Introduction

While xenograft models remain the gold standard for studying human tumor biology in vivo, the demand for more rapid, cost-effective, and human-relevant systems has accelerated the development of next-generation alternatives. Among these, tumor organoids, organoid-on-a-chip systems, and ex vivo tumor explants represent complementary technologies that can capture patient-specific features while overcoming some limitations of xenografts. These platforms are increasingly integrated into preclinical pipelines, often in combination with xenografts, to create robust translational workflows.

Tumor Organoids

Organoids are three-dimensional structures derived from patient tumor samples or stem cells that self-organize into miniature versions of tumors in vitro. They preserve the genetic, histological, and functional heterogeneity of the source tissue, making them highly predictive of patient drug responses.
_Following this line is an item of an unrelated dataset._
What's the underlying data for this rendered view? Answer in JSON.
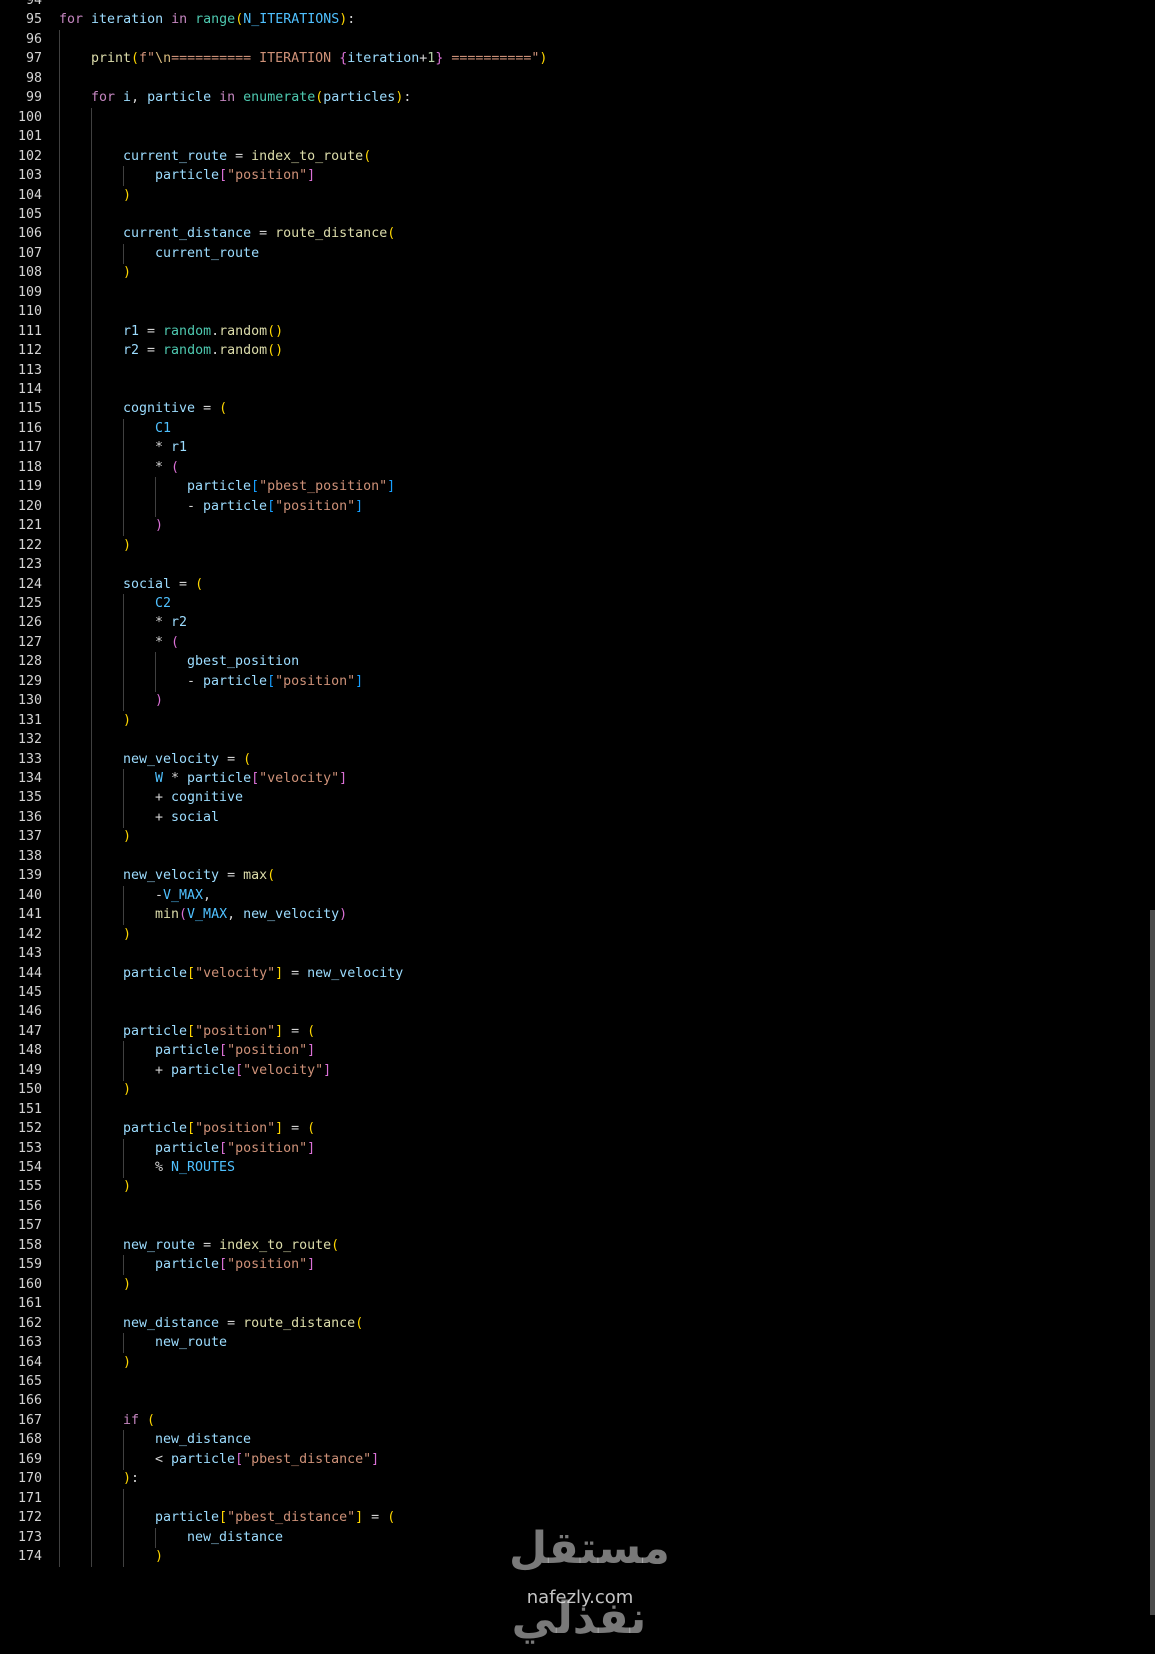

• Advantages: Rapid establishment (within weeks), scalability for high-throughput screening, and ability to model tumor heterogeneity.
• Applications: Testing targeted therapies, chemotherapy regimens, and personalized treatment options. Organoids can also be transplanted into immunodeficient mice to create organoid-derived xenografts (ODX), bridging in vitro and in vivo research.
• Limitations: Organoids often lack a fully functional tumor microenvironment and immune system, requiring co-culture systems or subsequent xenografting for complete modeling.

Organoid-on-a-Chip

Microfluidic “organ-on-a-chip” platforms integrate tumor organoids with engineered microenvironments, enabling dynamic control of fluid flow, nutrient gradients, and drug delivery. These systems replicate key physiological conditions such as shear stress and oxygen gradients, which strongly influence drug response.
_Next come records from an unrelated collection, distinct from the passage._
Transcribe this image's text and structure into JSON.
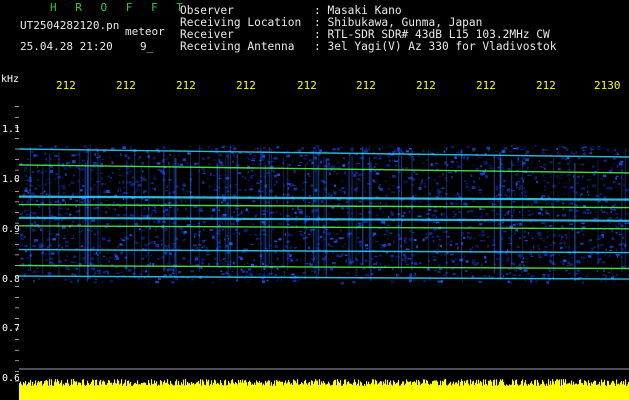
{
  "header": {
    "title": "H R O F F T",
    "filename": "UT2504282120.pn",
    "mode": "meteor",
    "date_time": "25.04.28 21:20",
    "number": "9_"
  },
  "info": [
    {
      "label": "Observer",
      "value": ": Masaki Kano"
    },
    {
      "label": "Receiving Location",
      "value": ": Shibukawa, Gunma, Japan"
    },
    {
      "label": "Receiver",
      "value": ": RTL-SDR SDR# 43dB L15 103.2MHz CW"
    },
    {
      "label": "Receiving Antenna",
      "value": ": 3el Yagi(V) Az 330 for Vladivostok"
    }
  ],
  "axis": {
    "unit": "kHz",
    "y_ticks": [
      "1.1",
      "1.0",
      "0.9",
      "0.8",
      "0.7",
      "0.6"
    ],
    "x_ticks": [
      "212",
      "212",
      "212",
      "212",
      "212",
      "212",
      "212",
      "212",
      "212",
      "2130"
    ]
  },
  "colors": {
    "background": "#000000",
    "title_green": "#35c835",
    "tick_yellow": "#ffff00",
    "band_cyan": "#30d8ff",
    "band_green": "#50ff50",
    "noise_blue": "#1030c0",
    "volume_yellow": "#ffff00"
  },
  "spectrogram": {
    "y_range_khz": [
      0.6,
      1.14
    ],
    "band_lower_khz": 0.8,
    "band_upper_khz": 1.04,
    "carrier_lines_khz": [
      1.04,
      1.01,
      0.95,
      0.935,
      0.91,
      0.895,
      0.85,
      0.82,
      0.8
    ]
  }
}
• Advantages: Enhanced physiological relevance, real-time imaging, and the ability to mimic organ-specific tumor niches (e.g., liver, brain).
• Applications: Drug penetration studies, immune–tumor interaction modeling, and evaluation of metastasis mechanisms within controlled environments.
• Limitations: Technical complexity, standardization challenges, and the need for specialized equipment.

Ex Vivo Tumor Explants

Ex vivo tumor explant systems involve culturing intact tumor fragments from patients or xenografts under optimized conditions that preserve native architecture, stromal components, and immune infiltrates.

• Advantages: Retention of full microenvironment complexity, including vasculature and extracellular matrix.
• Applications: Short-term drug screening, biomarker discovery, and validation of therapeutic combinations. Explant models provide direct insight into how a patient’s tumor might respond to therapy before clinical administration.
• Limitations: Limited lifespan (days to weeks) and scalability constraints.

Comparative Advantages Over Xenografts

• Speed: Organoids and explants can be established and screened more quickly than xenografts, making them ideal for real-time clinical decision-making.
• Scalability: Organoids and organoid-on-a-chip platforms allow high-throughput drug testing, which is impractical in animal models.
• Complementarity: Xenografts remain superior for studying systemic interactions, metastasis, and pharmacokinetics, but integration with organoid-based systems enhances predictive accuracy.

Future Perspectives

The convergence of xenografts with next-generation alternatives is shaping a hybrid preclinical ecosystem. Future research will likely employ multi-platform pipelines, where patient tumors are used to generate organoids for rapid screening, organoid-on-a-chip for microenvironmental modeling, and xenografts for systemic validation. Advances in 3D bioprinting, immune cell co-culture, and single-cell analytics will further refine these platforms. Collectively, these approaches will expand the predictive power of preclinical oncology, accelerating the development of personalized therapeutic strategies.